Experimental validation of bed depth service time model using vapor adsorption bed for coolant purification system of fusion research

A breeding blanket system breeds tritium for fuel, and the system heat is removed by a helium cooling system in the fusion reactor. A Coolant Purification System (CPS) is an ancillary system that removes tritium and impurities from the coolant so that the levels of tritium and impurity in a helium cooling system remain within design requirements. The CPS consists of an oxidation bed that oxidizes Q2 (H, D, T) to Q2O, respectively, an Ambient Molecular Sieve Bed (AMSB) that adsorbs oxidized Q2O, a reduction bed that reduces Q2O back to Q2, and a heated getter bed that removes other impurities.
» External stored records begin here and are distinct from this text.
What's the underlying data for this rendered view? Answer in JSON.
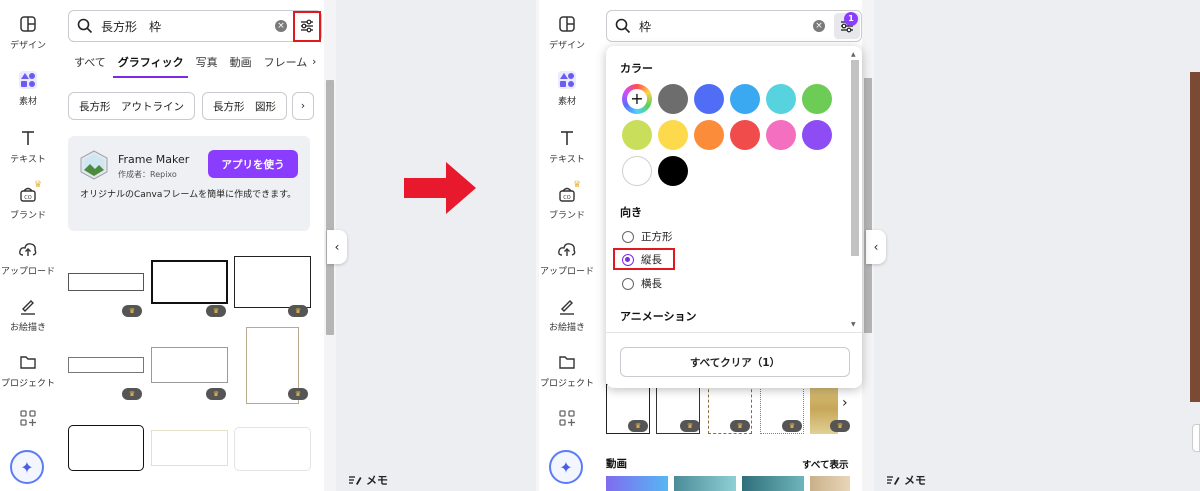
{
  "left_rail": {
    "items": [
      {
        "label": "デザイン",
        "icon": "design-icon"
      },
      {
        "label": "素材",
        "icon": "elements-icon"
      },
      {
        "label": "テキスト",
        "icon": "text-icon"
      },
      {
        "label": "ブランド",
        "icon": "brand-icon"
      },
      {
        "label": "アップロード",
        "icon": "upload-icon"
      },
      {
        "label": "お絵描き",
        "icon": "draw-icon"
      },
      {
        "label": "プロジェクト",
        "icon": "folder-icon"
      }
    ]
  },
  "left_panel": {
    "search_value": "長方形　枠",
    "tabs": [
      "すべて",
      "グラフィック",
      "写真",
      "動画",
      "フレーム"
    ],
    "chips": [
      "長方形　アウトライン",
      "長方形　図形"
    ],
    "promo": {
      "name": "Frame Maker",
      "by": "作成者：Repixo",
      "button": "アプリを使う",
      "description": "オリジナルのCanvaフレームを簡単に作成できます。"
    }
  },
  "memo_label": "メモ",
  "right_panel": {
    "search_value": "枠",
    "filter_count": "1",
    "popover": {
      "color_heading": "カラー",
      "colors": [
        "#6d6d6d",
        "#4f6ef5",
        "#3ba8f2",
        "#56d3df",
        "#6ccc55",
        "#c9de5a",
        "#fdd94c",
        "#fb8c3a",
        "#f04c4c",
        "#f56fc0",
        "#8e4cf5",
        "#ffffff",
        "#000000"
      ],
      "orientation_heading": "向き",
      "orientation_options": [
        {
          "label": "正方形",
          "selected": false
        },
        {
          "label": "縦長",
          "selected": true
        },
        {
          "label": "横長",
          "selected": false
        }
      ],
      "animation_heading": "アニメーション",
      "clear_all": "すべてクリア（1）"
    },
    "video_heading": "動画",
    "see_all": "すべて表示"
  },
  "accent_colors": {
    "purple": "#8b3dff",
    "highlight_red": "#e0191f"
  }
}
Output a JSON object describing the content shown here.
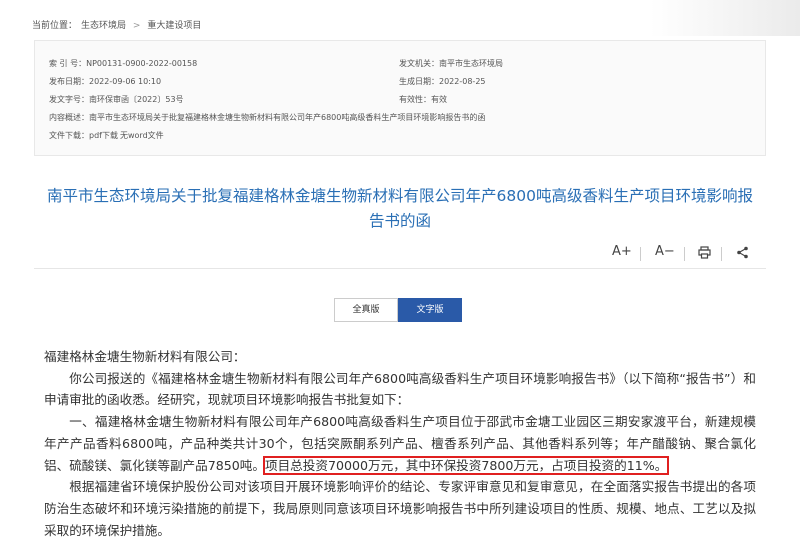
{
  "breadcrumb": {
    "current_label": "当前位置：",
    "items": [
      "生态环境局",
      "重大建设项目"
    ],
    "separator": ">"
  },
  "meta": {
    "index_label": "索 引 号：",
    "index_value": "NP00131-0900-2022-00158",
    "issuer_label": "发文机关：",
    "issuer_value": "南平市生态环境局",
    "publish_label": "发布日期：",
    "publish_value": "2022-09-06 10:10",
    "created_label": "生成日期：",
    "created_value": "2022-08-25",
    "doc_no_label": "发文字号：",
    "doc_no_value": "南环保审函〔2022〕53号",
    "validity_label": "有效性：",
    "validity_value": "有效",
    "summary_label": "内容概述：",
    "summary_value": "南平市生态环境局关于批复福建格林金塘生物新材料有限公司年产6800吨高级香料生产项目环境影响报告书的函",
    "download_label": "文件下载：",
    "download_pdf": "pdf下载",
    "download_word": "无word文件"
  },
  "title": "南平市生态环境局关于批复福建格林金塘生物新材料有限公司年产6800吨高级香料生产项目环境影响报告书的函",
  "toolbar": {
    "font_increase": "A+",
    "font_decrease": "A−",
    "print_icon": "printer-icon",
    "share_icon": "share-icon"
  },
  "tabs": {
    "full": "全真版",
    "text": "文字版"
  },
  "body": {
    "salutation": "福建格林金塘生物新材料有限公司：",
    "p1": "你公司报送的《福建格林金塘生物新材料有限公司年产6800吨高级香料生产项目环境影响报告书》（以下简称“报告书”）和申请审批的函收悉。经研究，现就项目环境影响报告书批复如下：",
    "p2_start": "一、福建格林金塘生物新材料有限公司年产6800吨高级香料生产项目位于邵武市金塘工业园区三期安家渡平台，新建规模年产产品香料6800吨，产品种类共计30个，包括突厥酮系列产品、檀香系列产品、其他香料系列等；年产醋酸钠、聚合氯化铝、硫酸镁、氯化镁等副产品7850吨。",
    "p2_highlight": "项目总投资70000万元，其中环保投资7800万元，占项目投资的11%。",
    "p3": "根据福建省环境保护股份公司对该项目开展环境影响评价的结论、专家评审意见和复审意见，在全面落实报告书提出的各项防治生态破坏和环境污染措施的前提下，我局原则同意该项目环境影响报告书中所列建设项目的性质、规模、地点、工艺以及拟采取的环境保护措施。"
  },
  "colors": {
    "title": "#2a6fb5",
    "active_tab": "#2a5aa8",
    "highlight_border": "#e02020"
  }
}
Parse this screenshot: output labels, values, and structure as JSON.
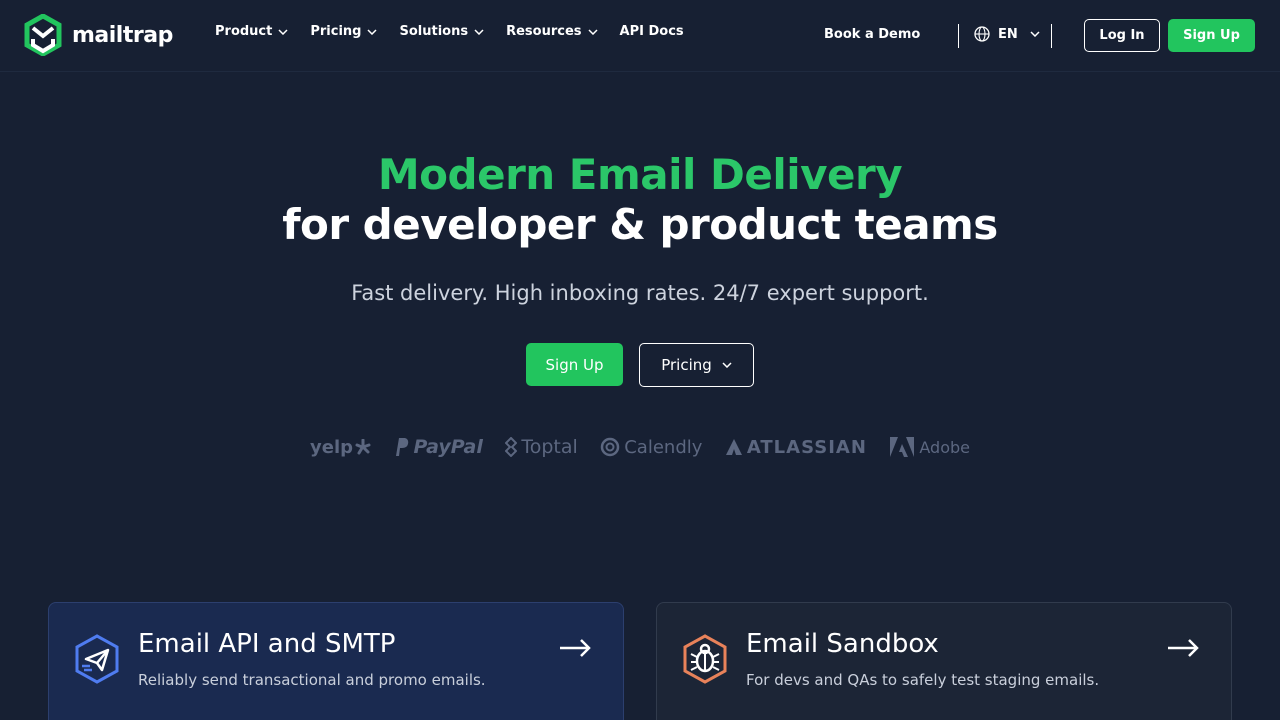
{
  "header": {
    "logo_text": "mailtrap",
    "nav": [
      {
        "label": "Product",
        "dropdown": true
      },
      {
        "label": "Pricing",
        "dropdown": true
      },
      {
        "label": "Solutions",
        "dropdown": true
      },
      {
        "label": "Resources",
        "dropdown": true
      },
      {
        "label": "API Docs",
        "dropdown": false
      }
    ],
    "book_demo": "Book a Demo",
    "language": "EN",
    "login": "Log In",
    "signup": "Sign Up"
  },
  "hero": {
    "title_line1": "Modern Email Delivery",
    "title_line2": "for developer & product teams",
    "subtitle": "Fast delivery. High inboxing rates. 24/7 expert support.",
    "signup": "Sign Up",
    "pricing": "Pricing"
  },
  "logos": [
    "yelp",
    "PayPal",
    "Toptal",
    "Calendly",
    "ATLASSIAN",
    "Adobe"
  ],
  "cards": [
    {
      "title": "Email API and SMTP",
      "description": "Reliably send transactional and promo emails.",
      "icon": "send-icon"
    },
    {
      "title": "Email Sandbox",
      "description": "For devs and QAs to safely test staging emails.",
      "icon": "bug-icon"
    }
  ],
  "colors": {
    "background": "#172033",
    "accent_green": "#22c55e",
    "title_green": "#2bc769",
    "api_blue": "#4f7cf0",
    "sandbox_orange": "#e8825a"
  }
}
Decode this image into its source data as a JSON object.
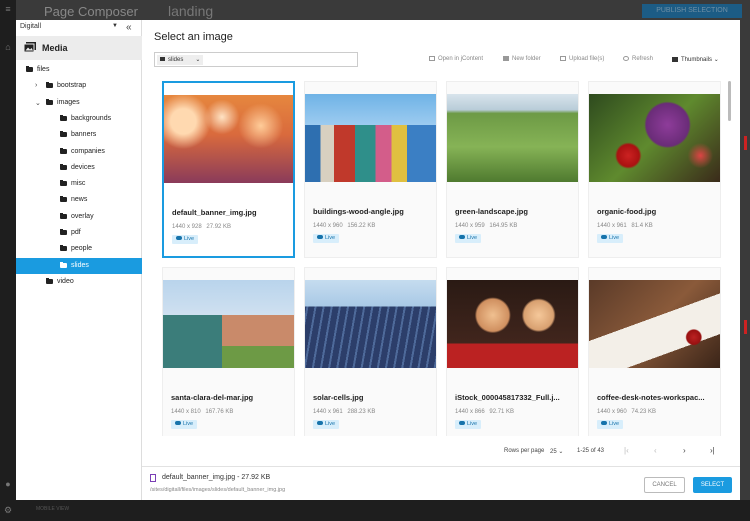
{
  "background": {
    "app_title": "Page Composer",
    "page_name": "landing",
    "publish_label": "PUBLISH SELECTION",
    "footer_hint": "MOBILE VIEW"
  },
  "dialog": {
    "title": "Select an image",
    "site_select": "Digitall",
    "collapse_icon": "«",
    "media_label": "Media",
    "tree": [
      {
        "label": "files",
        "expanded": true
      },
      {
        "label": "bootstrap",
        "expanded": false
      },
      {
        "label": "images",
        "expanded": true
      },
      {
        "label": "backgrounds"
      },
      {
        "label": "banners"
      },
      {
        "label": "companies"
      },
      {
        "label": "devices"
      },
      {
        "label": "misc"
      },
      {
        "label": "news"
      },
      {
        "label": "overlay"
      },
      {
        "label": "pdf"
      },
      {
        "label": "people"
      },
      {
        "label": "slides",
        "selected": true
      },
      {
        "label": "video"
      }
    ],
    "breadcrumb": "slides",
    "toolbar": {
      "open_jcontent": "Open in jContent",
      "new_folder": "New folder",
      "upload": "Upload file(s)",
      "refresh": "Refresh",
      "view_mode": "Thumbnails"
    },
    "cards": [
      {
        "name": "default_banner_img.jpg",
        "dims": "1440 x 928",
        "size": "27.92 KB",
        "status": "Live",
        "selected": true
      },
      {
        "name": "buildings-wood-angle.jpg",
        "dims": "1440 x 960",
        "size": "156.22 KB",
        "status": "Live"
      },
      {
        "name": "green-landscape.jpg",
        "dims": "1440 x 959",
        "size": "164.95 KB",
        "status": "Live"
      },
      {
        "name": "organic-food.jpg",
        "dims": "1440 x 961",
        "size": "81.4 KB",
        "status": "Live"
      },
      {
        "name": "santa-clara-del-mar.jpg",
        "dims": "1440 x 810",
        "size": "167.76 KB",
        "status": "Live"
      },
      {
        "name": "solar-cells.jpg",
        "dims": "1440 x 961",
        "size": "288.23 KB",
        "status": "Live"
      },
      {
        "name": "iStock_000045817332_Full.j...",
        "dims": "1440 x 866",
        "size": "92.71 KB",
        "status": "Live"
      },
      {
        "name": "coffee-desk-notes-workspac...",
        "dims": "1440 x 960",
        "size": "74.23 KB",
        "status": "Live"
      }
    ],
    "pagination": {
      "rows_label": "Rows per page",
      "rows_value": "25",
      "range": "1-25 of 43"
    },
    "footer": {
      "selected_name": "default_banner_img.jpg",
      "selected_size": "27.92 KB",
      "selected_path": "/sites/digitall/files/images/slides/default_banner_img.jpg",
      "cancel_label": "CANCEL",
      "select_label": "SELECT"
    }
  },
  "colors": {
    "accent": "#1a9be0",
    "live_badge_bg": "#d8eefb",
    "live_badge_text": "#1673ab"
  }
}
An AMSB filled with zeolite has excellent vapor adsorption at room temperature, and is used semi-permanently by repeating adsorption and regeneration through a pressure–temperature swing adsorption process. In this work, an experimental study on the vapor adsorption and desorption of AMSB was conducted with research apparatus for vapor adsorption and desorption. The purpose of this study was to identify the adsorption and desorption characteristics of an AMSB with various geometries and operation conditions of vapor concentration and flow rate, and to verify its performance. The experimental results were analyzed by applying the bed depth service time model. Through such analysis, real-scale operating conditions could be predicted from the scaled-down test results, and this could be used for code validation of CPS in the future.